Resources / Glossary / Seller note

Seller note.

Aka. Seller financing · vendor note · seller paper

What is a seller note?

A seller note is a form of financing in which the seller of a business lends part of the purchase price to the buyer, who repays it over time rather than paying the full amount in cash at close. Instead of receiving all their proceeds upfront, the seller holds a promissory note and is paid back with interest, much like a lender.

Seller notes are common in smaller and mid-market acquisitions where the buyer cannot or does not want to fund the entire price with cash and senior debt. The note fills a gap in the capital structure — bridging the difference between what the buyer can raise from lenders and equity and what the seller wants to receive.
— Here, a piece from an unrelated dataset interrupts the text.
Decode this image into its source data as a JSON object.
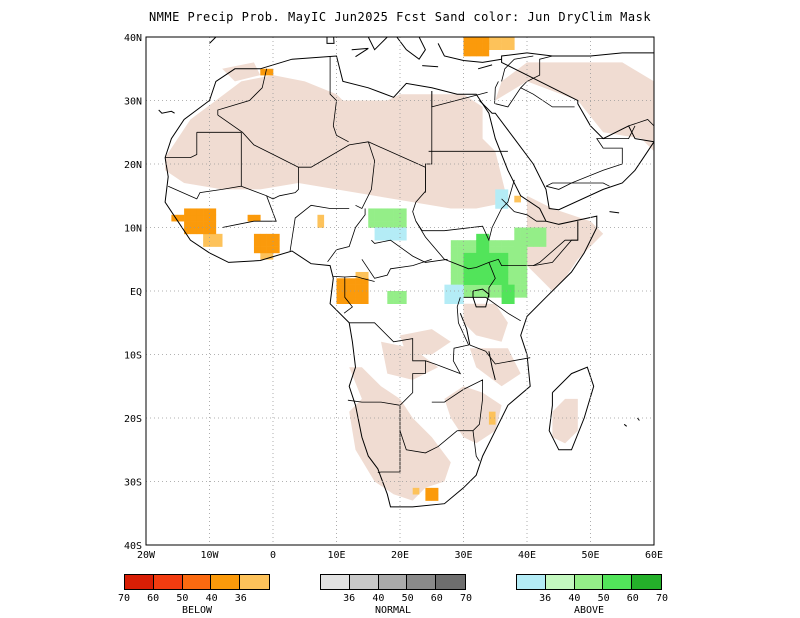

Beyond financing, a seller note serves a signaling function. A seller willing to leave money in the deal is, in effect, vouching for the business — they retain a financial stake in the buyer's ability to keep it healthy enough to repay them.

How a seller note actually works

The note sits within the deal's capital structure with its own terms and repayment profile.

  1. Size the note. The buyer and seller agree what portion of the price will be deferred — typically a minority of the total, filling the gap left by senior debt and equity.
  2. Set the terms. The note specifies an interest rate, a repayment schedule, a maturity date, and its ranking relative to the senior lenders.
  3. Subordinate to senior debt. Seller notes are usually subordinated, meaning senior lenders are repaid first and the seller stands behind them in priority.
  4. Repay over time. The buyer services the note from the business's cash flow, often after senior debt obligations, until it is paid off at maturity.

Because it is subordinated and depends on the business performing, a seller note carries more risk than senior debt — which is reflected in its interest rate and in any protective terms the seller negotiates.

Why sellers and buyers use them

For the buyer, a seller note reduces the cash and senior debt needed at close, lowering the upfront equity check and making a deal feasible that might otherwise not pencil. It can also bridge a valuation gap, letting the parties agree on price while deferring part of the payment.

For the seller, the note can secure a higher headline price, earn interest on the deferred amount, and spread the tax recognition of proceeds over time. The trade-off is risk: the seller becomes a subordinated creditor whose repayment depends on the buyer running the business well. A seller note can also be paired with an earnout when the parties want part of the price tied to future performance.

Frequently asked.

5 questions
01 Why would a seller agree to finance the buyer?

A seller note can help close a deal that otherwise wouldn't fund, support a higher overall price, earn interest on the deferred amount, and spread the seller's tax recognition over time. It also signals confidence in the business to lenders and the buyer.

The cost is risk: the seller becomes a subordinated creditor whose repayment depends on the buyer's success.

02 Where does a seller note rank in the capital structure?

It is almost always subordinated to senior debt, meaning the senior lenders are repaid before the seller. The note sits between senior debt and equity in priority.

That subordination is why seller notes carry higher interest rates than senior debt and why sellers negotiate protective terms.

03 What's the difference between a seller note and an earnout?

A seller note is a fixed obligation: the buyer owes a set amount with interest regardless of how the business performs (subject to credit risk). An earnout is contingent: the seller is paid only if the business hits agreed performance targets.

The two are sometimes used together — a note for a fixed deferred amount plus an earnout tied to future results.

04 What are the risks of a seller note for the seller?

The seller is a subordinated lender, so if the business struggles the senior debt gets repaid first and the note may be paid late or not in full. The seller's recovery depends on the buyer operating the company successfully.

Sellers mitigate this with interest, security where possible, and covenants, but the note remains riskier than cash at close.

05 How big is a typical seller note?

It is usually a minority of the total purchase price — enough to bridge the gap left after senior debt and the buyer's equity, without the seller financing the whole deal. The exact size is negotiated based on the deal's funding needs.

A larger note shifts more risk onto the seller and is often traded against a higher price or better terms.